Your rewards should be in line with the outcome that you hope to achieve. For example, you can’t provide the same reward for employees who have achieved perfect attendance to the ones who secured a new client for the company. They should be different from one another in size so that employees will aim to get the greater prize.

2. Identify the behaviors you want the program to encourage.

Rewards aren’t just for showing appreciation. They can also help in developing the attitude that you want your employees to have. For instance, create a group-based reward if you want your people to develop teamwork. At the same time, prepare something that will recognize individual initiative as well.

3. Determine how to measure this performance and behaviors.

Remember that giving rewards costs money, so formulate a clear set of criteria that can help you measure your employees’ performance. These can be in the form of more sales, happier customers, increased production, or earlier submission of projects. You need these benchmarks so that you can tell whether there’s an actual, measurable improvement in performance. 

4. Find out which rewards program will suit your company.

Not all rewards systems are necessarily beneficial, so you should carefully choose which one will work. Consider your goals, budget, and nature of work. It may be counter productive to give variable pay if that will cause your employees to overwork themselves. On the other hand, don’t get carried away with bonuses, or else you might use up your company’s budget without producing the desired results.

5. Explain the program to your employees.
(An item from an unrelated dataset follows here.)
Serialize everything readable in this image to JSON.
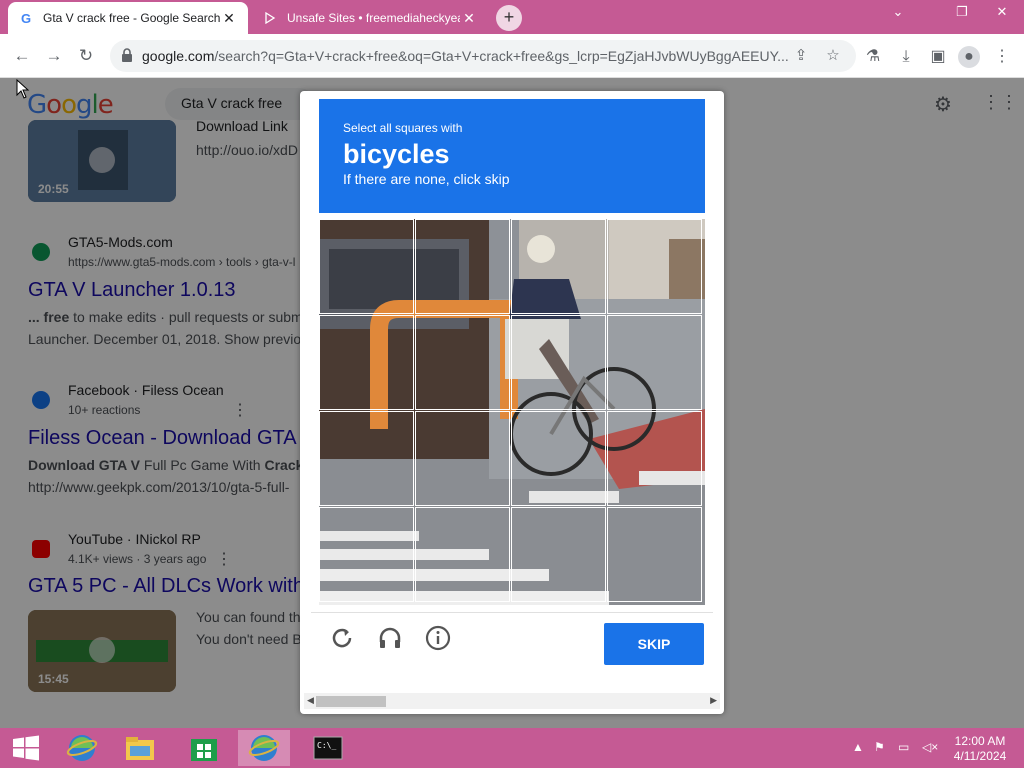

For your rewards systems to be effective, your employees should understand how they work. Make sure your parameters are easy to understand. This will motivate your people to take part in the program. Once you get that done, start promoting the program and keep everyone updated if there are any changes.

Developing and implementing a rewards program requires money and time. You will spend money for its execution and the reward itself. You will use precious time in putting the program together, in explaining how it’s going to work with your employees, and in administering the rewards once the goals are met. So, you have to manage it properly in order to ensure that you get the most out of your resources. In this way, you’ll start reaping the benefits - having a highly motivated team that can produce quality work both individually and together.

Rewards can do great things for employee motivation. It can encourage not only your engaged employees but also disengaged team members (or the employees that you are close to losing). Just make sure that you have put your program together the right way. Moreover, be consistent in the implementation of the reward system. Always remind your people of its presence. Mention it whenever you have a chance. This will increase employee motivation slowly but surely. However, rewards are just one of the things that can do this. There are also other tips that you can try out to motivate your team.

“Employees who believe that management is concerned about them as a whole person - not just an employee - are more productive, more satisfied, more fulfilled. Satisfied employees mean satisfied customers, which leads to profitability.”